Hi !
I am working on quantizing a CNN during training.
Each batch iteration, a floating point version of the network should be saved, and a quantized version should be used for forward propagation etc … then the floating point version should be loaded again and the weights should be updated using optimizer.step()
I don’t know what the proper way to copy, modify and load the network is. would you please suggest the best way for this scenario ?
Also, is it optimizer.step() what really updates the weights after back propagation? or does something else do it?
Thank you very much !
partial answers to your question, in case useful:
 the derivatives are calculated when you call
.backward()
on your loss/objective function

optimizer.step()
passes the derivatives to the optimizer, eg SGD, Adam etc, which then handles all the fancy momentum stuff and so on, and updates the weights
 in the backward path, the derivatives are based on the forward path. However, I kind of suspect that if you have eg
.int()
in your forward path, this is theoretically nondifferentiable, and you’d need to use some kind of REINFORCE algorithm or gumbel softmax or similar (I havent though through the assertion that .int()
is nondifferentiable for more than ~23 seconds, so take this with a wodge of salt)

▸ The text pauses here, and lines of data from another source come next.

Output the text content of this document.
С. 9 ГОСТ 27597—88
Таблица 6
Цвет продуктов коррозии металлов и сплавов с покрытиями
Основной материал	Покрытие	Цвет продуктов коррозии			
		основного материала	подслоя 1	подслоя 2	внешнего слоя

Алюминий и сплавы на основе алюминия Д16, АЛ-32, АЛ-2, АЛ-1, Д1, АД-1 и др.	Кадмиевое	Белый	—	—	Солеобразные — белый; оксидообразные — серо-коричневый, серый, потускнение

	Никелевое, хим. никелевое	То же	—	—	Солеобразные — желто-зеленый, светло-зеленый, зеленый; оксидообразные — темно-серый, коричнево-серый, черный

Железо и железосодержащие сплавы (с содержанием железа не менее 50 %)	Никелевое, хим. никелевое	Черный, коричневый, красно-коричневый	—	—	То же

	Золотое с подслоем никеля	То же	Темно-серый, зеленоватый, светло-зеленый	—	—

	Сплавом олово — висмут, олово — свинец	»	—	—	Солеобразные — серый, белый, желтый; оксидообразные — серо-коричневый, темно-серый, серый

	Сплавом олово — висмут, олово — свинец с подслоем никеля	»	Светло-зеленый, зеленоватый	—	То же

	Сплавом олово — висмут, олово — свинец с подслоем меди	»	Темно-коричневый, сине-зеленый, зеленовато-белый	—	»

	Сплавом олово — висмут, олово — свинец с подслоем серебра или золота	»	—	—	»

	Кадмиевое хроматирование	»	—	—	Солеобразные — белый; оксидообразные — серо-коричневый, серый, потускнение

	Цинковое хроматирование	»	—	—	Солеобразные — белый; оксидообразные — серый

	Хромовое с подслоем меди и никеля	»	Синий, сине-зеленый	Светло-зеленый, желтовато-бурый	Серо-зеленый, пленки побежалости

Thank you so much for your reply.
Now things are hopefully clearer.
However, I am not using .int() in the forward path. I am using a quantization function similar to this one here:
https://github.com/eladhoffer/utils.pytorch/blob/master/quantize.py
For copying a network I use the following:
float_model_dict = cnn.state_dict()
and for quantization I use:
for key, value in float_model_dict.items():
quant_model_dict[key] = quant(value)
where quant is the quantization function. Then for loading a quantized model I use:
cnn.load_state_dict(quant_model_dict)
Then I do Finally, I load the original model back and I update the weights as follows:
cnn.load_state_dict(float_model_dict)
optimizer.step()
is what I am doing write for that purpose? what is the best way to copy a network, do some math on it and load it again?
Thanks
I guess I figured out what the problem is…
It is that in Python when you do object_new = object_old
then object_new
is not really a new object, it’s just another name for object_old
.
In other words, this is shallow copy.
And whenever object_old
is changed, changes are reflected to object_new
.
Since I’m using shallow copy (without knowing at first) like:
float_model_dict = cnn.state_dict()
an independent copy of state_dict() is not being created, rather a shallow copy is taking place.
In order to get the desired independent copy, I had to:
import copy
first, then deep copy:
float_model_dict = copy.deepcopy(cnn.state_dict())
This was the way I followed to copy a model.
Now in order to modify a ‘deep copied’ copy, I did the following:
for key, value in some_model_dict.items():
some_model_dict[key] = operation(value)
and that’s it.